Andere Leserinnen und Leser schrieben von einem "Highlight des Morgens" oder sogar "des Tages" und dankten "fürs Rückert-Entstauben: neu beleuchtet und immer überraschend mit Ihrer Auswahl und den Anmerkungen aus der Jetztzeit".

Auf das gestrige Gedicht, das den Vorschlag machte, doch einfach mal im Bett zu bleiben, antwortete eine Leserin schön explizit: "Ich hab‘ es mir grad ausgedruckt, zur 'Pille gegen Aktivismus' erklärt und an mein Regal gehängt. Und nein: es entspricht so gar nicht meiner Vorstellung von Depression, eher der von großer Gelassenheit und auch Einsicht in den Lauf der Welt und der eigenen Rolle darin."
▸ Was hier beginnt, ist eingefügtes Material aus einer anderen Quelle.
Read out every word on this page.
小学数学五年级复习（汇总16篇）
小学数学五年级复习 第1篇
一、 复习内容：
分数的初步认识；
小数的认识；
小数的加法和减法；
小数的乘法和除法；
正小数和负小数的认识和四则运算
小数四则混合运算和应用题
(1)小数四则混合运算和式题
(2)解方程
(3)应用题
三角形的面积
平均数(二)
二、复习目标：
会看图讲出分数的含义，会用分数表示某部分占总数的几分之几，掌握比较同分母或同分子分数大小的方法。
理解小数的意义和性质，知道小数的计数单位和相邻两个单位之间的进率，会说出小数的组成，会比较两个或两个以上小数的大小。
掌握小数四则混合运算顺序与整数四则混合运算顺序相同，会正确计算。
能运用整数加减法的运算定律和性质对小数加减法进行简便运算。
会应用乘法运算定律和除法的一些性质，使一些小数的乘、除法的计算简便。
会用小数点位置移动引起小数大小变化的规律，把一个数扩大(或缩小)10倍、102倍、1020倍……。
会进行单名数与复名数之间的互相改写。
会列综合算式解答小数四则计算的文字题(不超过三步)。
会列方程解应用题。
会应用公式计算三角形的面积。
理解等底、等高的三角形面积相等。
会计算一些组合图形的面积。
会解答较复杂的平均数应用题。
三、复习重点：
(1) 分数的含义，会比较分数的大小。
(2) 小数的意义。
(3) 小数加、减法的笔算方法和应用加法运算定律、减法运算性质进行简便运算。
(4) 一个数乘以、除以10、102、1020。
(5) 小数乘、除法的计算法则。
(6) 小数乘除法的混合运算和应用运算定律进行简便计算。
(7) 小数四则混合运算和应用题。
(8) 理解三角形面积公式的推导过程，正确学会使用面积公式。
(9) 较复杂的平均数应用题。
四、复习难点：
Ich bin baff und freue mich, wozu der alte Rückert und diese kleinen Einordnungen doch fähig sind …
Dann machen wir mal mit Gedicht 16 weiter!

Viel Vergnügen,
Matthias Kröner

 

Hinkende Jamben

Ein Liebchen hatt’ ich, das auf einem Aug’ schielte!
Weil sie mir schön schien, schien ihr Schielen auch Schönheit.
Eins hatt’ ich, das beim Sprechen mit der Zung’ anstieß;
mir war’s kein Anstoß, stieß sie an und sprach: Liebster!
Jetzt hab’ ich eines, das auf einem Fuß hinket;
ja freilich, sprech’ ich, hinkt sie, doch sie hinkt zierlich.

 

Kurz eingeordnet

Klar, man kann dieses Gedicht aus der Zeit gefallen und vielleicht sogar frauenfeindlich finden! Man kann sich aber auch eine Frau vorstellen, die dasselbe über einen Mann sagt – und einfach darüber lachen. Denn nichts anderes macht die Liebe: mit uns. Sie lässt einen den geliebten Menschen durch die rosarote Brille sehen und alles toll finden – am anderen!
Rückert gelang es, dieses Phänomen in eine lyrische Form zu gießen; wie es ja meistens der Literatur gelingt, psychische Phänomene zu erkennen, bevor sie Wissenschaftler exakt beschreiben …
Dass die Schönheit immer im Auge des Betrachters liegt, wusste schon Albrecht Dürer, der jedes Löwenzahnzähnchen hübsch und akkurat in Szene gesetzt hat, doch beinahe hilflos eingestand: „Was die Schönheit sei, das weiß ich nicht.“
Ich mag es, wie Rückert hier offensichtliche Körpermängel ad absurdum führt und zeigt, wie unfassbar unwichtig das alles ist, wenn man liebt.
Wer trotzdem unbedingt mag, kann dieses Gedicht als frauen- oder gar menschenfeindlich brandmarken. Doch der oder die hat dann etwas nicht, was Rückert hatte: Selbstironie!

 

P.S. Schön und gut, aber was soll dieser sehr merkwürdige Titel? Begeben wir uns kurz in die Tiefen der Literatur- und Sprachwissenschaft: Mit Jambus ist ein Begriff der Metrik (= Verslehre) gemeint, bei dem eine kurze (unbetonte) auf lange (betonte) Silbe folgt. Da Rückert ein Meister der Versform war und zudem wusste, dass ein gutes Gedicht durch Inhalt und Form zur Perfektion gerät, vermischte er den Inhalt (das hinkende Liebchen) mit einer hinkenden Versform. Um alles auf die Spitze zu treiben, wählte er für die sechs Zeilen den Choljambus (auch als Hipponakteus bezeichnet), der, laut Wilhelm Hertzberg, eine „ironische Kraft“ besitze, „wie sie keinem anderen Metrum innewohnt“.
Sehr speziell, ich weiß, aber uns folgen Professoren und Wissenschaftler! Auch für sie ist dieser Newsletter gemacht …

 

 

 

 

P.S. Das Rückert-Projekt wird von der Stadt Schweinfurt, der Rückert-Gesellschaft e. V. und der Arbeitsgemeinschaft Literarischer Gesellschaften und Gedenkstätten e. V. gefördert. Vielen Dank dafür – ohne diese Unterstützung wäre das Projekt nicht möglich!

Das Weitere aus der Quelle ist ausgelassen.